Lange habe ich gezögert mit dem Einsatz von Tablets in der Kita. Das Tablet in eine Erlebniswelt zu bringen in der jeder Tausendfüßler ein Abenteuer, jedes in die Pfütze springen ein Glücksmoment und jede Berührung eines Raupenfells ein maximal sinnliches Erlebnis ist, schien mir kontraproduktiv.

Gelerrnt habe ich, dass in musikalischen Zusammenhängen das Gegenteil der Fall ist: Es ist absolut produktiv und bereichernd, und es gibt eine Fülle an klanglichen Abenteuern, sinnlichen Hörerlebnissen und Glücksmomenten, die uns sonst verborgen blieben.
Der Einsatz von Musikapps öffnet den musikalischen Spielraum, fördert stark die Aufmerksamkeit und Konzentration der Kinder und bietet ein großes erweiterndes Spektrum an eigenen Gestaltungsformen. Fähigkeiten und Bedürfnisse der Kinder können individueller abgedeckt und bedient werden.

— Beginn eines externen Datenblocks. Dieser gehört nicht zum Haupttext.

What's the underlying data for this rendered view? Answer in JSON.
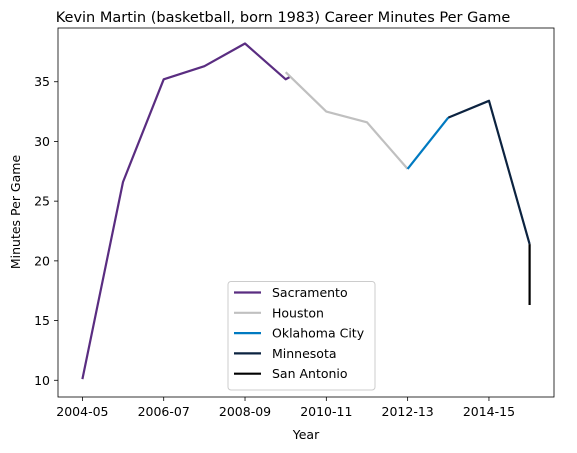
{
  "chart_data": {
    "type": "line",
    "title": "Kevin Martin (basketball, born 1983) Career Minutes Per Game",
    "xlabel": "Year",
    "ylabel": "Minutes Per Game",
    "x_tick_labels": [
      "2004-05",
      "2006-07",
      "2008-09",
      "2010-11",
      "2012-13",
      "2014-15"
    ],
    "x_tick_positions": [
      0,
      2,
      4,
      6,
      8,
      10
    ],
    "xlim": [
      -0.6,
      11.6
    ],
    "y_ticks": [
      10,
      15,
      20,
      25,
      30,
      35
    ],
    "ylim": [
      8.6,
      39.5
    ],
    "grid": false,
    "legend_position": "lower center",
    "series": [
      {
        "name": "Sacramento",
        "color": "#5a2d81",
        "points": [
          [
            0,
            10.1
          ],
          [
            1,
            26.6
          ],
          [
            2,
            35.2
          ],
          [
            3,
            36.3
          ],
          [
            4,
            38.2
          ],
          [
            5,
            35.2
          ],
          [
            5.1,
            35.4
          ]
        ]
      },
      {
        "name": "Houston",
        "color": "#c0c0c0",
        "points": [
          [
            5,
            35.8
          ],
          [
            6,
            32.5
          ],
          [
            7,
            31.6
          ],
          [
            8,
            27.7
          ]
        ]
      },
      {
        "name": "Oklahoma City",
        "color": "#007ac1",
        "points": [
          [
            8,
            27.7
          ],
          [
            9,
            32.0
          ]
        ]
      },
      {
        "name": "Minnesota",
        "color": "#0c2340",
        "points": [
          [
            9,
            32.0
          ],
          [
            10,
            33.4
          ],
          [
            11,
            21.4
          ]
        ]
      },
      {
        "name": "San Antonio",
        "color": "#000000",
        "points": [
          [
            11,
            21.4
          ],
          [
            11,
            16.3
          ]
        ]
      }
    ]
  }
}
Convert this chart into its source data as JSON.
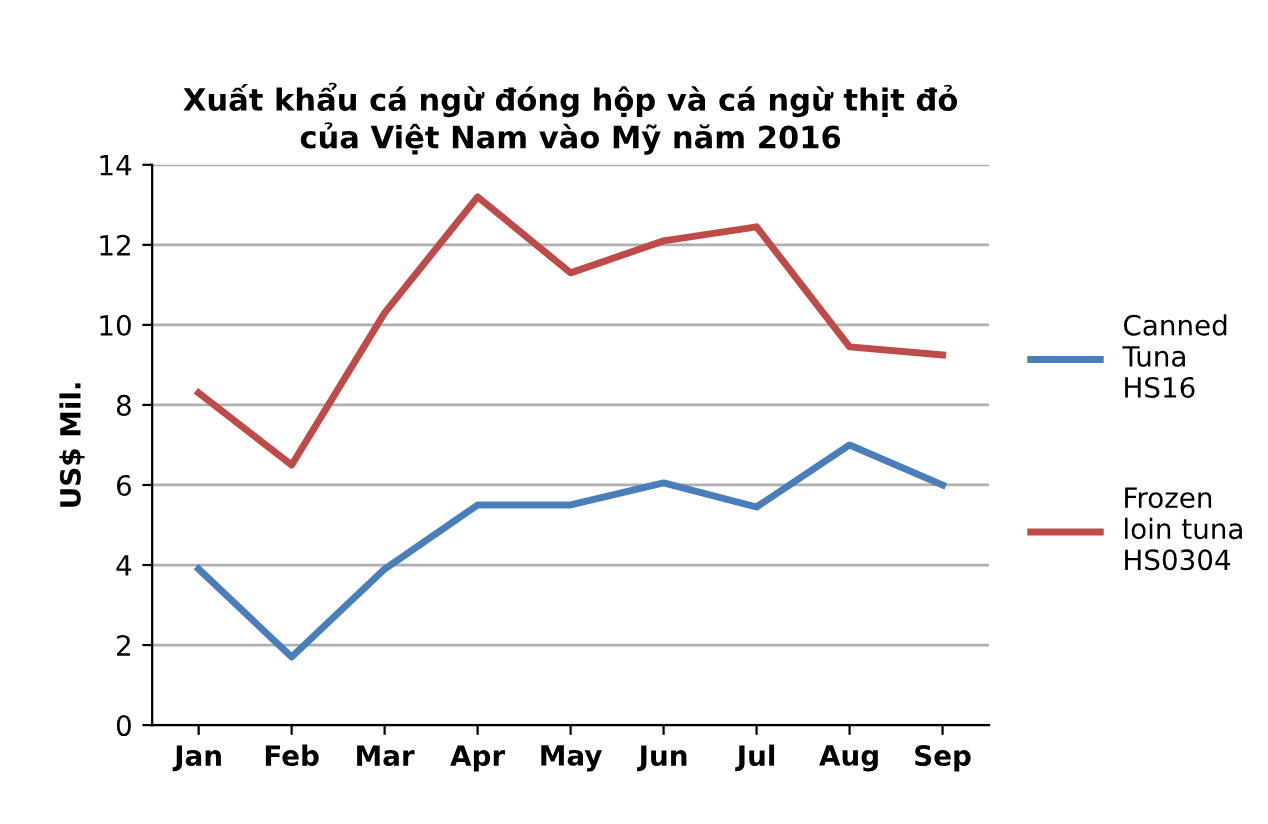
{
  "chart_data": {
    "type": "line",
    "title": "Xuất khẩu cá ngừ đóng hộp và cá ngừ thịt đỏ\ncủa Việt Nam vào Mỹ năm 2016",
    "ylabel": "US$ Mil.",
    "categories": [
      "Jan",
      "Feb",
      "Mar",
      "Apr",
      "May",
      "Jun",
      "Jul",
      "Aug",
      "Sep"
    ],
    "series": [
      {
        "name": "Canned\nTuna\nHS16",
        "color": "#4a7ebb",
        "values": [
          3.9,
          1.7,
          3.9,
          5.5,
          5.5,
          6.05,
          5.45,
          7.0,
          6.0
        ]
      },
      {
        "name": "Frozen\nloin tuna\nHS0304",
        "color": "#be4b48",
        "values": [
          8.3,
          6.5,
          10.3,
          13.2,
          11.3,
          12.1,
          12.45,
          9.45,
          9.25
        ]
      }
    ],
    "ylim": [
      0,
      14
    ],
    "yticks": [
      0,
      2,
      4,
      6,
      8,
      10,
      12,
      14
    ],
    "grid": "y",
    "legend": "right",
    "marker": "none",
    "line_style": "solid"
  }
}
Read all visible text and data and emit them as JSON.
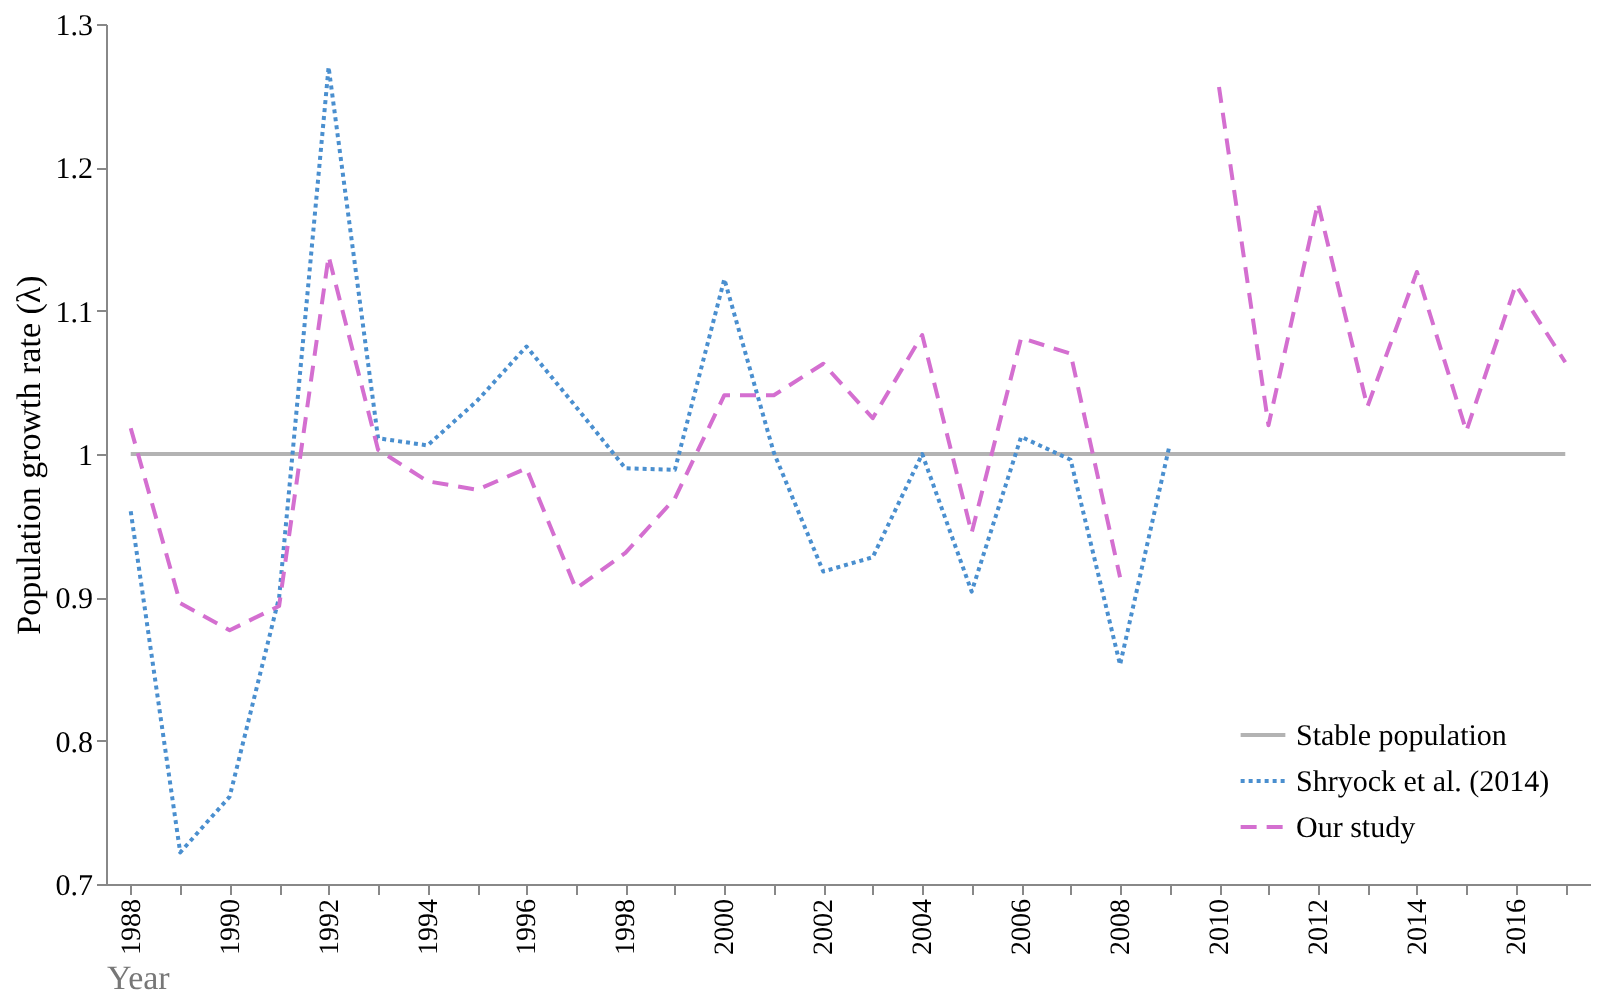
{
  "chart_data": {
    "type": "line",
    "xlabel": "Year",
    "ylabel": "Population growth rate (λ)",
    "x": [
      1988,
      1989,
      1990,
      1991,
      1992,
      1993,
      1994,
      1995,
      1996,
      1997,
      1998,
      1999,
      2000,
      2001,
      2002,
      2003,
      2004,
      2005,
      2006,
      2007,
      2008,
      2009,
      2010,
      2011,
      2012,
      2013,
      2014,
      2015,
      2016,
      2017
    ],
    "series": [
      {
        "name": "Stable population",
        "color": "#b3b3b3",
        "line_style": "solid",
        "values": [
          1,
          1,
          1,
          1,
          1,
          1,
          1,
          1,
          1,
          1,
          1,
          1,
          1,
          1,
          1,
          1,
          1,
          1,
          1,
          1,
          1,
          1,
          1,
          1,
          1,
          1,
          1,
          1,
          1,
          1
        ]
      },
      {
        "name": "Shryock et al. (2014)",
        "color": "#4a8fcf",
        "line_style": "dotted",
        "values": [
          0.96,
          0.722,
          0.761,
          0.9,
          1.27,
          1.011,
          1.006,
          1.037,
          1.075,
          1.033,
          0.99,
          0.989,
          1.122,
          1.001,
          0.918,
          0.928,
          1.0,
          0.904,
          1.012,
          0.996,
          0.853,
          1.006,
          null,
          null,
          null,
          null,
          null,
          null,
          null,
          null
        ]
      },
      {
        "name": "Our study",
        "color": "#d46fd0",
        "line_style": "dashed",
        "values": [
          1.018,
          0.896,
          0.877,
          0.894,
          1.138,
          1.003,
          0.981,
          0.975,
          0.99,
          0.906,
          0.931,
          0.969,
          1.041,
          1.041,
          1.063,
          1.025,
          1.083,
          0.945,
          1.081,
          1.07,
          0.914,
          null,
          1.256,
          1.02,
          1.175,
          1.033,
          1.127,
          1.016,
          1.118,
          1.064
        ]
      }
    ],
    "xlim": [
      1987.5,
      2017.5
    ],
    "xticks": [
      1988,
      {
        "value": 1989,
        "label": null
      },
      1990,
      {
        "value": 1991,
        "label": null
      },
      1992,
      {
        "value": 1993,
        "label": null
      },
      1994,
      {
        "value": 1995,
        "label": null
      },
      1996,
      {
        "value": 1997,
        "label": null
      },
      1998,
      {
        "value": 1999,
        "label": null
      },
      2000,
      {
        "value": 2001,
        "label": null
      },
      2002,
      {
        "value": 2003,
        "label": null
      },
      2004,
      {
        "value": 2005,
        "label": null
      },
      2006,
      {
        "value": 2007,
        "label": null
      },
      2008,
      {
        "value": 2009,
        "label": null
      },
      2010,
      {
        "value": 2011,
        "label": null
      },
      2012,
      {
        "value": 2013,
        "label": null
      },
      2014,
      {
        "value": 2015,
        "label": null
      },
      2016,
      {
        "value": 2017,
        "label": null
      }
    ],
    "ylim": [
      0.7,
      1.3
    ],
    "yticks": [
      0.7,
      0.8,
      0.9,
      1,
      1.1,
      1.2,
      1.3
    ],
    "grid": false,
    "legend": "bottom right"
  }
}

In zwei Gruppen proben täglich jeweils 10-12 Kids über 45 Minuten unterschiedliche Musikstücke ein.

Gruppe I hat sich für das traditionelle Frühlingslied „Der Kuckuck und der Esel“ entschieden, Gruppe II beschäftigt sich mit Indianern: „Kuate leno leno mahote“, in einer Version aus meinem Buch „Weltrhythmus und Klangzauber“.

Drei weitere meiner Songs singen beide Gruppen gemeinsam zur Gitarrenbegleitung, so dass am Ende ein fast 30 minütiges Programm für alle Kitakinder und Eltern entsteht.

Die Hauptarbeit besteht in jeder Gruppe im Arrangieren des jeweiligen Ablaufs des gewählten Songs und der Performance unter Einbezug und Teilhabe der Kinder. Unter Einbezug ihrer Ideen und Wünsche, ihrer Fähigkeiten und Vorlieben.
Wir lernen Liedtexte, Rhythmen und Bewegungen und gestalten gemeinsam die Abläufe. Wir probieren, verändern, entscheiden. Es gibt maximalen Freiraum und Spielraum sich selbst einzubringen und wir bewegen uns auf Augenhöhe.

In beiden Gruppen wird mit Musikapps das Intro und Outro des jeweiligen Songs gestaltet.
Beim Kuckuck und dem Esel spielt ein Kind in der App #gestrument mit Klavierklängen und Birdsounds, so dass eine spährische „Waldatmosphäre“ entsteht.

„Das klingt ja wie der Meister“, bemerkt Leo (5J.) und führt seine Hände zu einem buddhistischen Gruß zusammen. Die Mutter berichtet später dass er zuhause häufig Meditationsmusik hört.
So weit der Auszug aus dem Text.